Currently straight, working three jobs as a cleaner, and hopeful to start a new life, Bashkova says her 15 years “on a needle” were not really life but one long-lasting desire to shoot, starting as soon as she woke up. Bashkova rolled up her sleeves showing the scars that cover her arms. She said she could be an example for girls and women, who still go to get their doses at “zakladki,” a slang word for a secret place where drug dealers leave drugs for those who see no meaning in life without salts and heroine.

Loneliness, social insecurity, lack of education and state support were to blame for her troubled life, she said. She was a single child of a single mother in a Siberian city where injecting drugs was popular among teens: “If not for the last three-year-long prison term without drugs, I would have been dead now.” Bashkova was diagnosed with HIV and Hepatitis C more than five years ago but she still has not received, or indeed allowed herself, any proper treatment.
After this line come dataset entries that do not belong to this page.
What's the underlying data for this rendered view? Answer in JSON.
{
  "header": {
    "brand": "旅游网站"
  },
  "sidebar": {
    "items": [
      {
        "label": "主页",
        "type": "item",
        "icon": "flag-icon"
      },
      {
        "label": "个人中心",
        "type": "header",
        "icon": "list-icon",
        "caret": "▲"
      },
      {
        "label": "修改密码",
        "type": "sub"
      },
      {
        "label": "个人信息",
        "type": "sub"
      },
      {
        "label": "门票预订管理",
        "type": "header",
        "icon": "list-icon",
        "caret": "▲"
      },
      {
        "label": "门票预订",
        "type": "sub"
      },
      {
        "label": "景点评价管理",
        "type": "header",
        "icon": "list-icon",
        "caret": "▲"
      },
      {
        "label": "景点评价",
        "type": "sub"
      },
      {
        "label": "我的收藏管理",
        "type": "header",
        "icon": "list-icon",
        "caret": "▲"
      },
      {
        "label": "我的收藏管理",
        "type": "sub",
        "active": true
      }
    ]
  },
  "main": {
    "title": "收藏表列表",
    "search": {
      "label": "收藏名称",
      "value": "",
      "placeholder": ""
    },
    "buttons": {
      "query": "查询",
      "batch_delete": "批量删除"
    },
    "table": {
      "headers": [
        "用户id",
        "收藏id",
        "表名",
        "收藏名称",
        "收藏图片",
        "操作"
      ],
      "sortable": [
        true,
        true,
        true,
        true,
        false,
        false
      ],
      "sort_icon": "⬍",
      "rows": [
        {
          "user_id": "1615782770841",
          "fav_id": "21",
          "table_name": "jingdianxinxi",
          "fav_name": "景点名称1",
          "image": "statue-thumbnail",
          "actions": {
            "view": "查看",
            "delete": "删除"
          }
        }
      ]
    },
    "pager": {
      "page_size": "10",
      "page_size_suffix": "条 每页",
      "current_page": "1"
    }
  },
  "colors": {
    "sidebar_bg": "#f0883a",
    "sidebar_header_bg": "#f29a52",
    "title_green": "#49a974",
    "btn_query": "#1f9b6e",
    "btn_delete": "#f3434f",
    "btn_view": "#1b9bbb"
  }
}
TURN ON ANY mainstream television channels and you will hear about Ukraine news, the war in Syria, about Russian-U.S. relations—but almost never about the drugs called salts, which are killing Russians all across the country.

The founder of the Spaso-Preobrazhensky rehabilitation center in the Stavropol region in the southwest, Nikolai Novopashin, who is also a member of the ruling United Russia party, says that most of the 360 patients currently staying at his center are addicted to salts. A month’s stay at the center costs $478, which is expensive for an average Russian family, he said.
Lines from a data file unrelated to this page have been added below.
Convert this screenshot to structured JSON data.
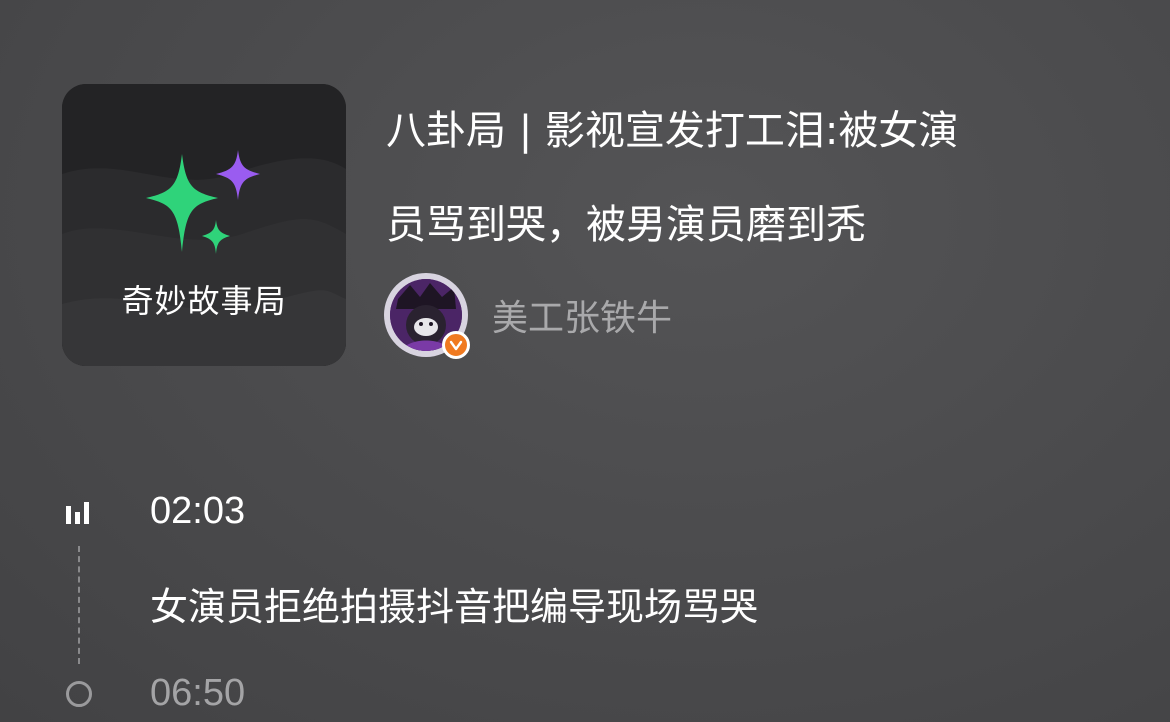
{
  "podcast": {
    "cover_title": "奇妙故事局",
    "colors": {
      "sparkle_green": "#2fd37a",
      "sparkle_purple": "#9a5cf0"
    }
  },
  "episode": {
    "title_line1": "八卦局 | 影视宣发打工泪:被女演",
    "title_line2": "员骂到哭，被男演员磨到秃"
  },
  "author": {
    "name": "美工张铁牛",
    "verified_badge_icon": "verified-check-icon",
    "badge_color": "#f07a20"
  },
  "timeline": {
    "items": [
      {
        "time": "02:03",
        "icon": "audio-playing-bars-icon",
        "description": "女演员拒绝拍摄抖音把编导现场骂哭"
      },
      {
        "time": "06:50",
        "icon": "circle-icon"
      }
    ]
  }
}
“As a local deputy, I sent several requests to the Duma asking to ban this deadly drug, which kills people after two or three years using it,” Novopashin told The Daily Beast. But salts are tricky to ban since producers constantly change the formula.

“There are no official statistics on how many Russians are suffering from the salts disaster, since the addicts die of heart problems, of cancer and other diseases [which are listed as causes of death],” Novopashin said. “But I can tell you, that today salts kill Russians all over the country.”

Russia has very few specialized rehabilitation centers for women addicted to drugs. One of them, “A Healthy Generation of Caucasus” is in Yessentuki, a town famous for its beautiful mountains and natural mineral water. The center provides psychological help for women drug addicts from all corners of Russia.

“It is much harder to motivate women for treatment and rehabilitation than men addicted to drugs,” Yelena Polianskaya, the head of the center, told The Daily Beast. Salts strongly affect women’s health, disrupt menstrual cycles, cause women to stop eating, and lead to dramatic weight loss. The addicts themselves, and people around them, may not understand just how serious the problem is.

“Parents often ask us if after six months at our center their daughters would still feel close to the family,” as if the problem would be separation, says Polianskaya. “Their main worry should be their daughters’ recovery.”

This year 46.1 percent of all Russia’s new HIV cases were linked to drug use, but authorities prefer to avoid talking about the issue. As Alexei Trutnev at the Navigator center told The Daily Beast, “It is not possible to have a serious war on drugs, on salts, without reforming our entire political system.”